- United States
- Nev.
- Letter
Stop Pretextual Use of the Insurrection Act
Congress must act now to prevent abuse of emergency powers
The President has threatened to invoke the Insurrection Act in response to protests over federal immigration enforcement in Minneapolis. This isn’t theoretical—it’s a stated intent. Congress must act now, before invocation, to prevent misuse.
The Act was designed for true crises: insurrections or situations where states can’t uphold constitutional rights. That’s not the case in Minnesota. Local governments are functioning. Peaceful protest is ongoing. There is no breakdown in law enforcement. Federal immigration operations continue.
Escalation appears to be the strategy—armed federal agents, inflammatory rhetoric, and efforts to blame local leaders for unrest they’re trying to contain. This is not lawful grounds for military deployment.
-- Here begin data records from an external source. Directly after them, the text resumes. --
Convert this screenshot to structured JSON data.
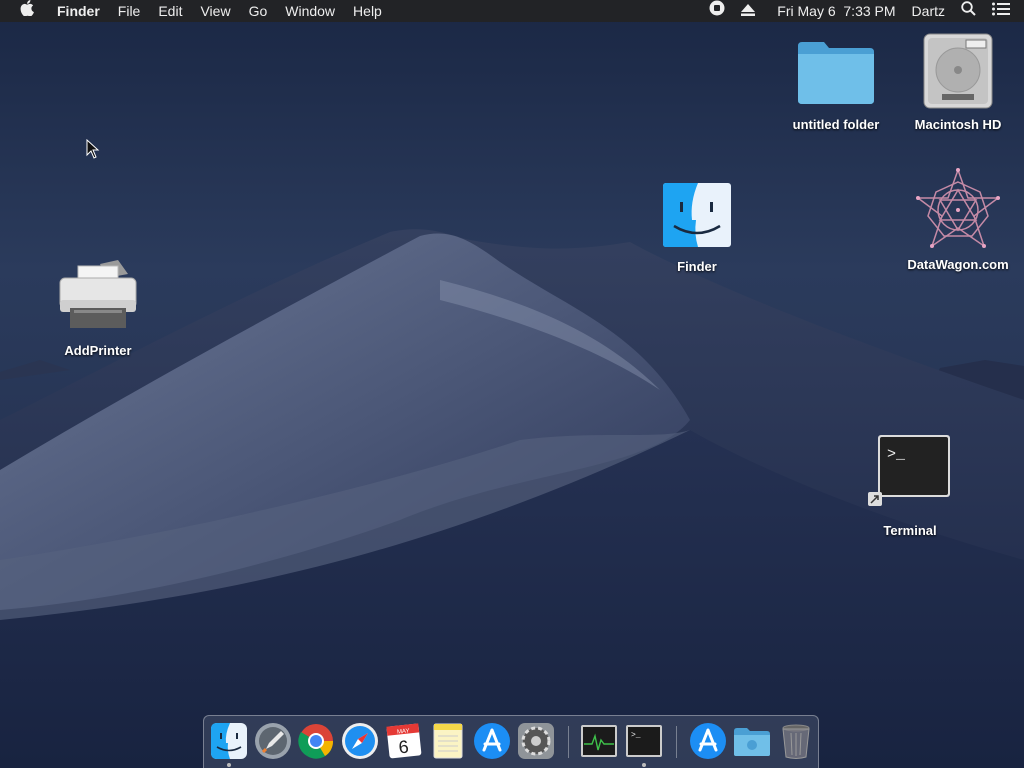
{
  "menubar": {
    "app_name": "Finder",
    "menus": [
      "File",
      "Edit",
      "View",
      "Go",
      "Window",
      "Help"
    ],
    "datetime": "Fri May 6  7:33 PM",
    "user": "Dartz",
    "icons": [
      "apple-icon",
      "record-icon",
      "eject-icon",
      "spotlight-search-icon",
      "notification-center-icon"
    ]
  },
  "desktop_icons": {
    "untitled_folder": "untitled folder",
    "macintosh_hd": "Macintosh HD",
    "finder": "Finder",
    "datawagon": "DataWagon.com",
    "addprinter": "AddPrinter",
    "terminal": "Terminal"
  },
  "dock": {
    "items": [
      "Finder",
      "Launchpad",
      "Google Chrome",
      "Safari",
      "Calendar",
      "Notes",
      "App Store",
      "System Preferences",
      "Activity Monitor",
      "Terminal",
      "App Store",
      "Folder",
      "Trash"
    ],
    "calendar_month": "MAY",
    "calendar_day": "6",
    "running": [
      "Finder",
      "Terminal"
    ]
  }
}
Invocation would not suspend elections or impose martial law, but it would allow indefinite domestic troop deployment with few guardrails. Congress—not the courts—must set limits before troops are deployed.
Congress should:
• Clarify and narrow the definition of “insurrection”
• Require time limits and congressional approval for deployments
• Mandate public findings before invocation
• Use the power of the purse to block abuse
This isn’t about party or policy. It’s about the Constitution. Congress must act now—waiting until after the fact is too late.